Sherman describes CIDP “like if you equate the human body to a boat. Your immune system normally tries to protect your boat, but CIDP makes your immune system start drilling holes in the boat instead of protecting it. The more holes it drills, the faster it starts filling up with water, and the boat starts sinking. [Treatment] makes the immune system do what it’s supposed to do... and the body starts filling in the holes it drilled. But not everybody can fill back in all the holes.”
This treatment, for CIDP patients, is called intravenous immunoglobulin therapy (IVIG). Sherman was told that there is no definitive test for CIDP. The only way to determine if he received a correct diagnosis was to start on IVIG and see if the nerves began to get better.
While this seemed simple enough, the consequences were devastating.
“It was a scary thing for me,” Sherman reflects. “The viscosity of the IVIG is pretty thick, so you have to make sure you drink a lot of fluids, or it can damage your kidneys. It can cause heart problems. It basically knocks you on your butt.”
Ultimately, he decided, “I’ve got to do something to get some relief.”
Even after several years of treatment, Sherman wasn’t entirely sure how well the IVIG was working until he recently had to go without. A few months ago, he developed an infection and had to go on antibiotics, which can’t be taken in conjunction with IVIG therapy. In only five months of no treatment, Sherman is now barely able to walk. His legs are numb from the knee down, and he’s in the process of getting an electric wheelchair and hospital bed.

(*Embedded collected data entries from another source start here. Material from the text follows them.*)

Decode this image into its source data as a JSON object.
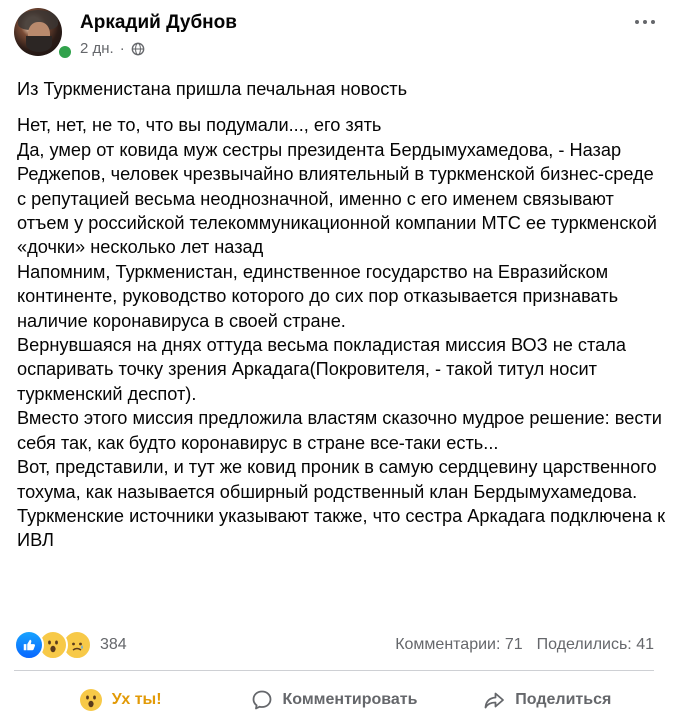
{
  "post": {
    "author": "Аркадий Дубнов",
    "time": "2 дн.",
    "separator": "·",
    "audience_icon": "globe-icon",
    "more_icon": "more-options-icon",
    "paragraphs": [
      "Из Туркменистана пришла печальная новость",
      "Нет, нет, не то, что вы подумали..., его зять",
      "Да, умер от ковида муж сестры президента Бердымухамедова, - Назар Реджепов, человек чрезвычайно влиятельный в туркменской бизнес-среде с репутацией весьма неоднозначной, именно с его именем связывают отъем у российской телекоммуникационной компании МТС ее туркменской «дочки» несколько лет назад",
      "Напомним, Туркменистан, единственное государство на Евразийском континенте, руководство которого до сих пор отказывается признавать наличие коронавируса в своей стране.",
      "Вернувшаяся на днях оттуда весьма покладистая миссия ВОЗ не стала оспаривать точку зрения Аркадага(Покровителя, - такой титул носит туркменский деспот).",
      "Вместо этого миссия предложила властям сказочно мудрое решение: вести себя так, как будто коронавирус в стране все-таки есть...",
      "Вот, представили, и тут же ковид проник в самую сердцевину царственного тохума, как называется обширный родственный клан Бердымухамедова.",
      "Туркменские источники указывают также, что сестра Аркадага подключена к ИВЛ"
    ]
  },
  "stats": {
    "reaction_icons": [
      "like-icon",
      "wow-icon",
      "sad-icon"
    ],
    "reaction_count": "384",
    "comments": "Комментарии: 71",
    "shares": "Поделились: 41"
  },
  "actions": {
    "react_label": "Ух ты!",
    "comment_label": "Комментировать",
    "share_label": "Поделиться"
  },
  "colors": {
    "accent_active": "#e29a07",
    "like_blue": "#0866ff",
    "online_green": "#31a24c",
    "muted_text": "#65676b"
  }
}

What frustrates Sherman more than his deteriorating condition is the lack of willingness by the medical community to find treatment.
“If you could pick a disease to pick a cure for, you think you’d pick a disease where it costs a lot of money to treat.” At $105,000 per day of IVIG treatment and two days of treatment every three weeks, Sherman says he’s a very expensive patient for his insurance company.

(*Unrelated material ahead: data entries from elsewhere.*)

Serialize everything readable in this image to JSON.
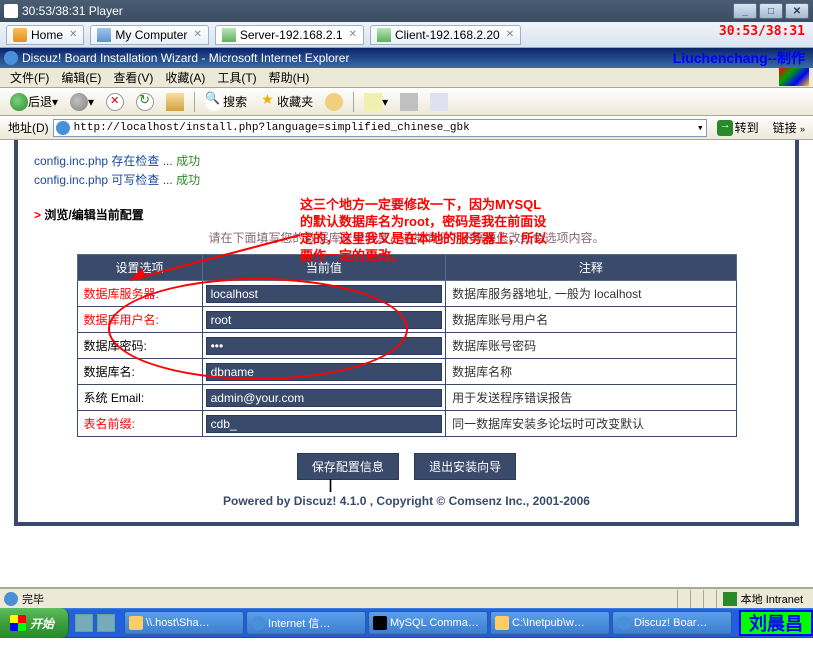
{
  "player": {
    "title": "30:53/38:31 Player",
    "timer": "30:53/38:31",
    "author": "Liuchenchang--制作"
  },
  "outer_tabs": [
    {
      "label": "Home"
    },
    {
      "label": "My Computer"
    },
    {
      "label": "Server-192.168.2.1"
    },
    {
      "label": "Client-192.168.2.20"
    }
  ],
  "ie": {
    "title": "Discuz! Board Installation Wizard - Microsoft Internet Explorer",
    "menus": [
      "文件(F)",
      "编辑(E)",
      "查看(V)",
      "收藏(A)",
      "工具(T)",
      "帮助(H)"
    ],
    "toolbar": {
      "back": "后退",
      "search": "搜索",
      "favorites": "收藏夹"
    },
    "address_label": "地址(D)",
    "url": "http://localhost/install.php?language=simplified_chinese_gbk",
    "go": "转到",
    "links": "链接",
    "status_done": "完毕",
    "status_zone": "本地 Intranet"
  },
  "page": {
    "checks": [
      {
        "text": "config.inc.php 存在检查 ... ",
        "status": "成功"
      },
      {
        "text": "config.inc.php 可写检查 ... ",
        "status": "成功"
      }
    ],
    "section_arrow": ">",
    "section_title": "浏览/编辑当前配置",
    "annotation_l1": "这三个地方一定要修改一下，因为MYSQL",
    "annotation_l2": "的默认数据库名为root，密码是我在前面设",
    "annotation_l3": "定的，这里我又是在本地的服务器上，所以",
    "annotation_l4": "要作一定的更改。",
    "help": "请在下面填写您的数据库账号信息，通常情况下不需要修改红色选项内容。",
    "headers": [
      "设置选项",
      "当前值",
      "注释"
    ],
    "rows": [
      {
        "label": "数据库服务器:",
        "value": "localhost",
        "note": "数据库服务器地址, 一般为 localhost",
        "red": true
      },
      {
        "label": "数据库用户名:",
        "value": "root",
        "note": "数据库账号用户名",
        "red": true
      },
      {
        "label": "数据库密码:",
        "value": "●●●",
        "note": "数据库账号密码",
        "red": false
      },
      {
        "label": "数据库名:",
        "value": "dbname",
        "note": "数据库名称",
        "red": false
      },
      {
        "label": "系统 Email:",
        "value": "admin@your.com",
        "note": "用于发送程序错误报告",
        "red": false
      },
      {
        "label": "表名前缀:",
        "value": "cdb_",
        "note": "同一数据库安装多论坛时可改变默认",
        "red": true
      }
    ],
    "btn_save": "保存配置信息",
    "btn_exit": "退出安装向导",
    "footer": "Powered by Discuz! 4.1.0 ,   Copyright © Comsenz Inc., 2001-2006"
  },
  "taskbar": {
    "start": "开始",
    "tasks": [
      "\\\\.host\\Sha…",
      "Internet 信…",
      "MySQL Comma…",
      "C:\\Inetpub\\w…",
      "Discuz! Boar…"
    ],
    "name_badge": "刘晨昌"
  }
}
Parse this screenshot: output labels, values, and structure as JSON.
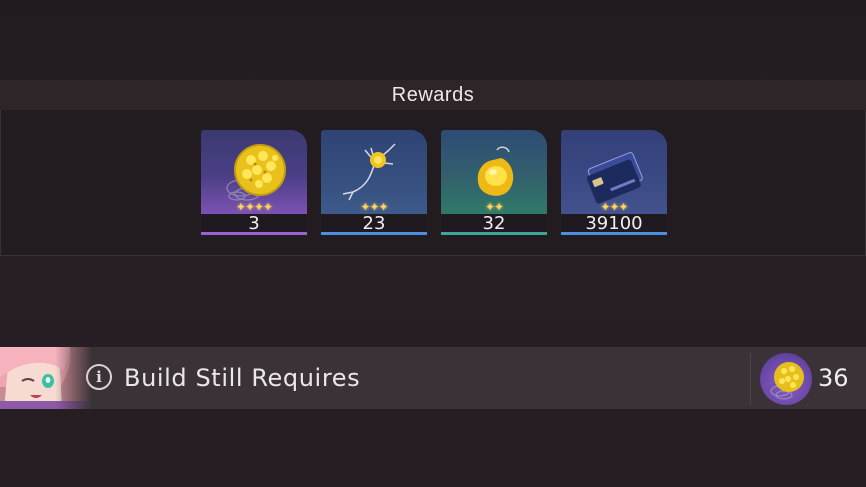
{
  "rewards": {
    "title": "Rewards",
    "items": [
      {
        "icon": "golden-coral-sphere-icon",
        "count": "3",
        "rarity_stars": 4,
        "stars_text": "✦✦✦✦",
        "bar_color": "#9b62d8"
      },
      {
        "icon": "golden-neuron-icon",
        "count": "23",
        "rarity_stars": 3,
        "stars_text": "✦✦✦",
        "bar_color": "#4c8fe0"
      },
      {
        "icon": "golden-amber-drop-icon",
        "count": "32",
        "rarity_stars": 2,
        "stars_text": "✦✦",
        "bar_color": "#3fa49a"
      },
      {
        "icon": "credit-card-icon",
        "count": "39100",
        "rarity_stars": 3,
        "stars_text": "✦✦✦",
        "bar_color": "#4c8fe0"
      }
    ]
  },
  "requires": {
    "label": "Build Still Requires",
    "info_icon": "i",
    "item_icon": "golden-coral-sphere-icon",
    "count": "36"
  }
}
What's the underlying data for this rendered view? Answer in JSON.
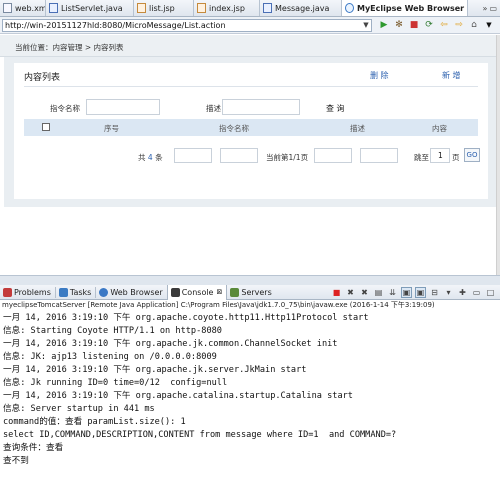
{
  "editor_tabs": [
    {
      "label": "web.xml",
      "icon": "xml-file-icon",
      "kind": "xml",
      "active": false
    },
    {
      "label": "ListServlet.java",
      "icon": "java-file-icon",
      "kind": "java",
      "active": false
    },
    {
      "label": "list.jsp",
      "icon": "jsp-file-icon",
      "kind": "jsp",
      "active": false
    },
    {
      "label": "index.jsp",
      "icon": "jsp-file-icon",
      "kind": "jsp",
      "active": false
    },
    {
      "label": "Message.java",
      "icon": "java-file-icon",
      "kind": "java",
      "active": false
    },
    {
      "label": "MyEclipse Web Browser",
      "icon": "globe-icon",
      "kind": "web",
      "active": true
    }
  ],
  "browser": {
    "url": "http://win-20151127hld:8080/MicroMessage/List.action",
    "breadcrumb": "当前位置：内容管理 > 内容列表",
    "panel_title": "内容列表",
    "delete_link": "删 除",
    "add_link": "新 增",
    "filter": {
      "command_label": "指令名称",
      "command_value": "",
      "description_label": "描述",
      "description_value": "",
      "query_button": "查 询"
    },
    "table_headers": [
      "序号",
      "指令名称",
      "描述",
      "内容"
    ],
    "pager": {
      "total_prefix": "共",
      "total_count": "4",
      "total_suffix": "条",
      "current_page": "当前第1/1页",
      "jump_label": "跳至",
      "page_value": "1",
      "page_unit": "页",
      "go_button": "GO"
    }
  },
  "views": {
    "tabs": [
      {
        "label": "Problems",
        "icon": "problems-icon",
        "color": "#c33b3b",
        "active": false
      },
      {
        "label": "Tasks",
        "icon": "tasks-icon",
        "color": "#3b7bc3",
        "active": false
      },
      {
        "label": "Web Browser",
        "icon": "globe-icon",
        "color": "#3a78c5",
        "active": false
      },
      {
        "label": "Console",
        "icon": "console-icon",
        "color": "#3a3a3a",
        "active": true
      },
      {
        "label": "Servers",
        "icon": "servers-icon",
        "color": "#5a8a3a",
        "active": false
      }
    ],
    "console_close": "⊠"
  },
  "console": {
    "header": "myeclipseTomcatServer [Remote Java Application] C:\\Program Files\\Java\\jdk1.7.0_75\\bin\\javaw.exe (2016-1-14 下午3:19:09)",
    "lines": [
      {
        "text": "一月 14, 2016 3:19:10 下午 org.apache.coyote.http11.Http11Protocol start",
        "err": false
      },
      {
        "text": "信息: Starting Coyote HTTP/1.1 on http-8080",
        "err": false
      },
      {
        "text": "一月 14, 2016 3:19:10 下午 org.apache.jk.common.ChannelSocket init",
        "err": false
      },
      {
        "text": "信息: JK: ajp13 listening on /0.0.0.0:8009",
        "err": false
      },
      {
        "text": "一月 14, 2016 3:19:10 下午 org.apache.jk.server.JkMain start",
        "err": false
      },
      {
        "text": "信息: Jk running ID=0 time=0/12  config=null",
        "err": false
      },
      {
        "text": "一月 14, 2016 3:19:10 下午 org.apache.catalina.startup.Catalina start",
        "err": false
      },
      {
        "text": "信息: Server startup in 441 ms",
        "err": false
      },
      {
        "text": "command的值：查看 paramList.size(): 1",
        "err": false
      },
      {
        "text": "select ID,COMMAND,DESCRIPTION,CONTENT from message where ID=1  and COMMAND=?",
        "err": false
      },
      {
        "text": "查询条件：查看",
        "err": false
      },
      {
        "text": "查不到",
        "err": false
      }
    ]
  }
}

Thankfully, he’s found a strong team of advocates working to advance CIDP research by joining the rare disease research platform, AllStripes.
He loves that AllStripes puts “information into one central place where researchers can go and see all this data...that’s already been vetted. There’s this wealth of information that AllStripes provides so that these rare diseases, which may be rare but are not unknown.”

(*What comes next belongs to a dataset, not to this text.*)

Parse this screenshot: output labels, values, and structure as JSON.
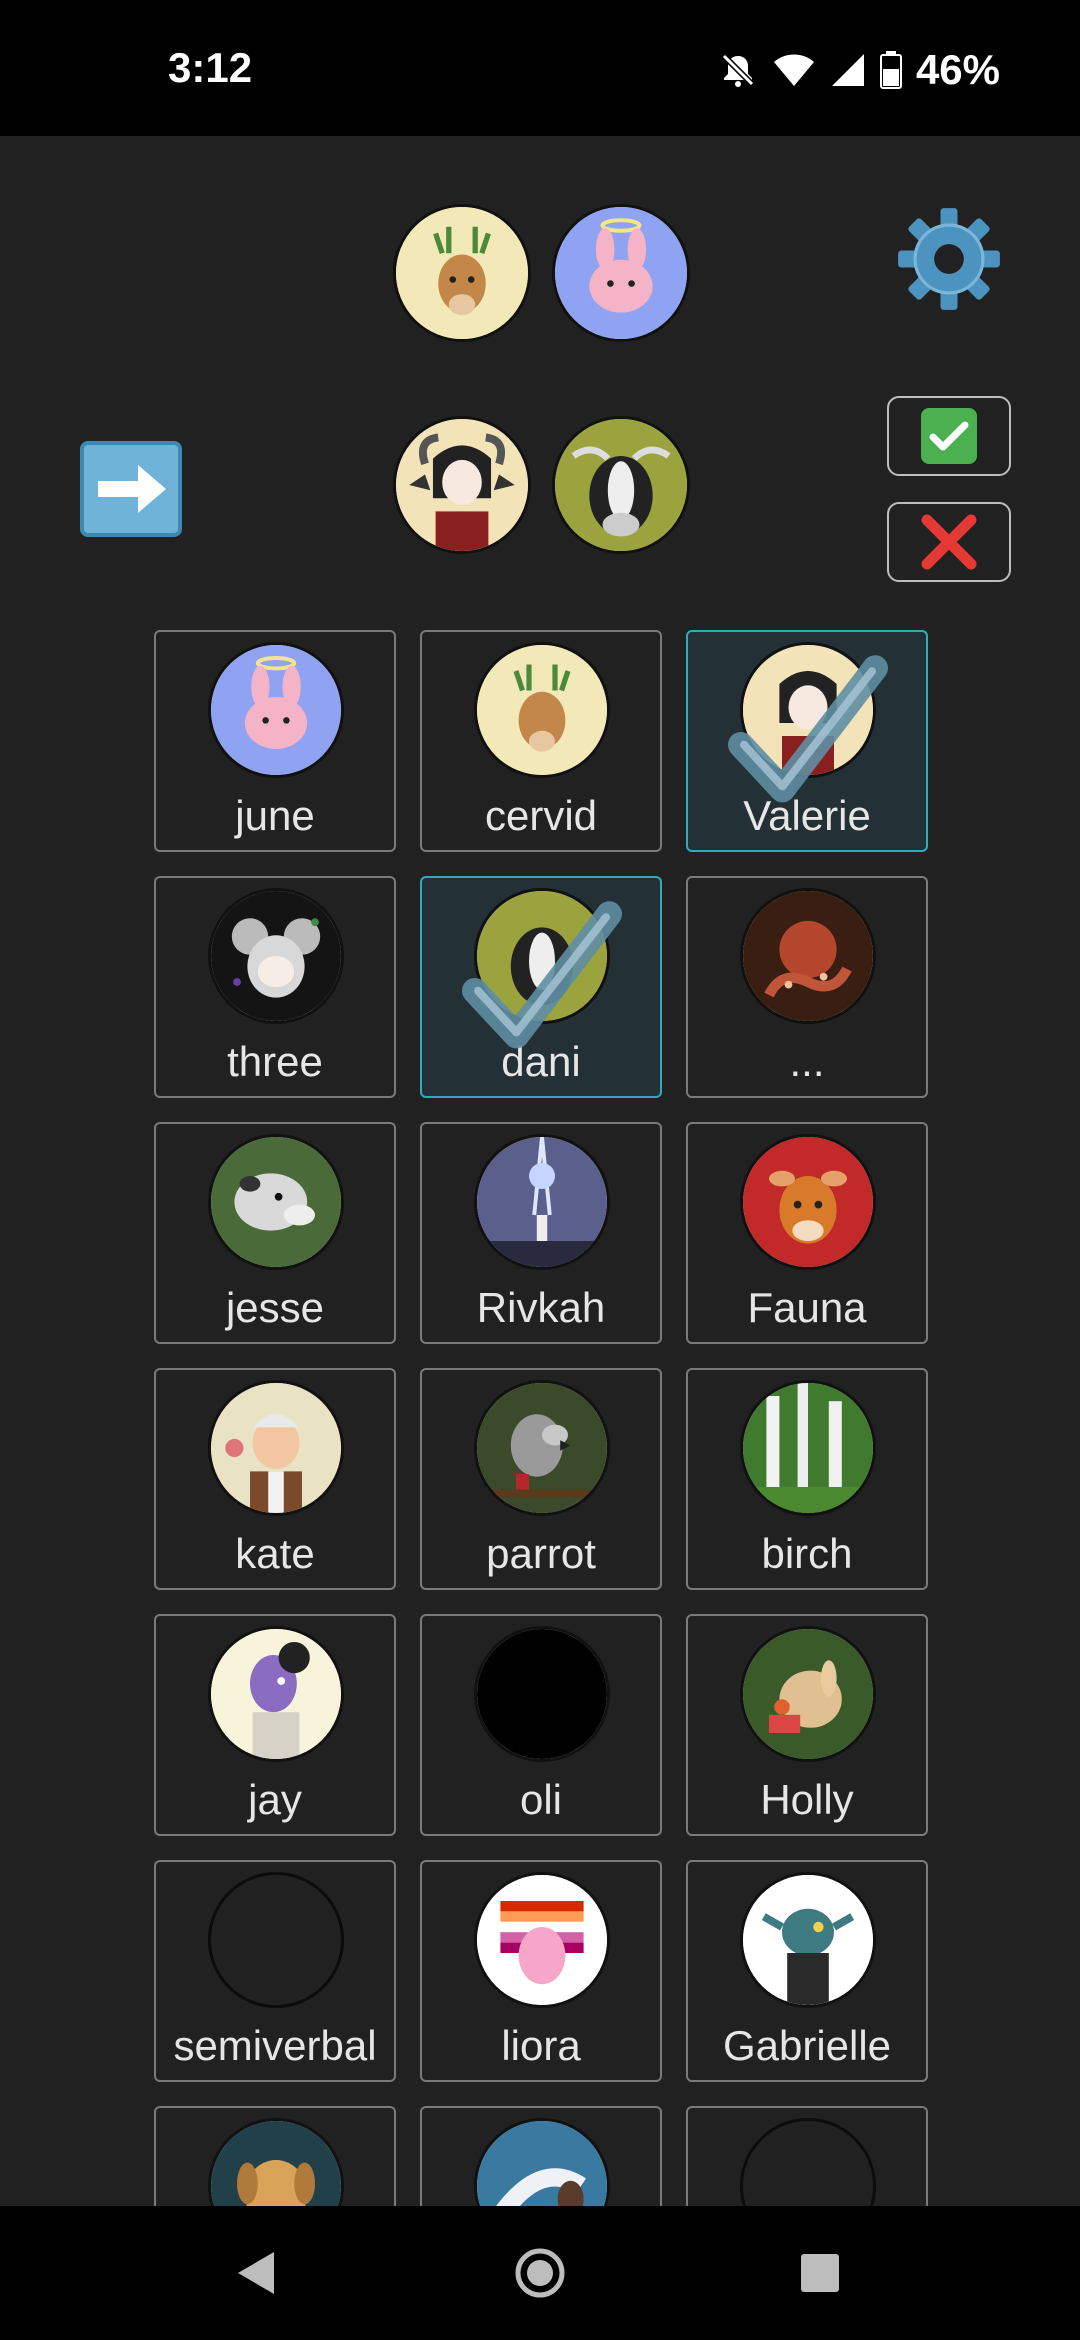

But Sherman didn’t just join a research platform. He became an AllStripes Ambassador with a network of fellow “zebras,” the official symbol for the rare disease community that’s often used in solidarity.
One of the things Sherman most emphasizes to fellow rare disease patients is, “Make sure that you find a support system and be ready for a fight. It becomes extremely overwhelming, but when you see other people in your support system having good days, it helps you to realize, ‘I remember that. Maybe tomorrow will be that day for me.’”
That’s what we love about the zebra community. Even when going through a rough day, there’s always hope for tomorrow.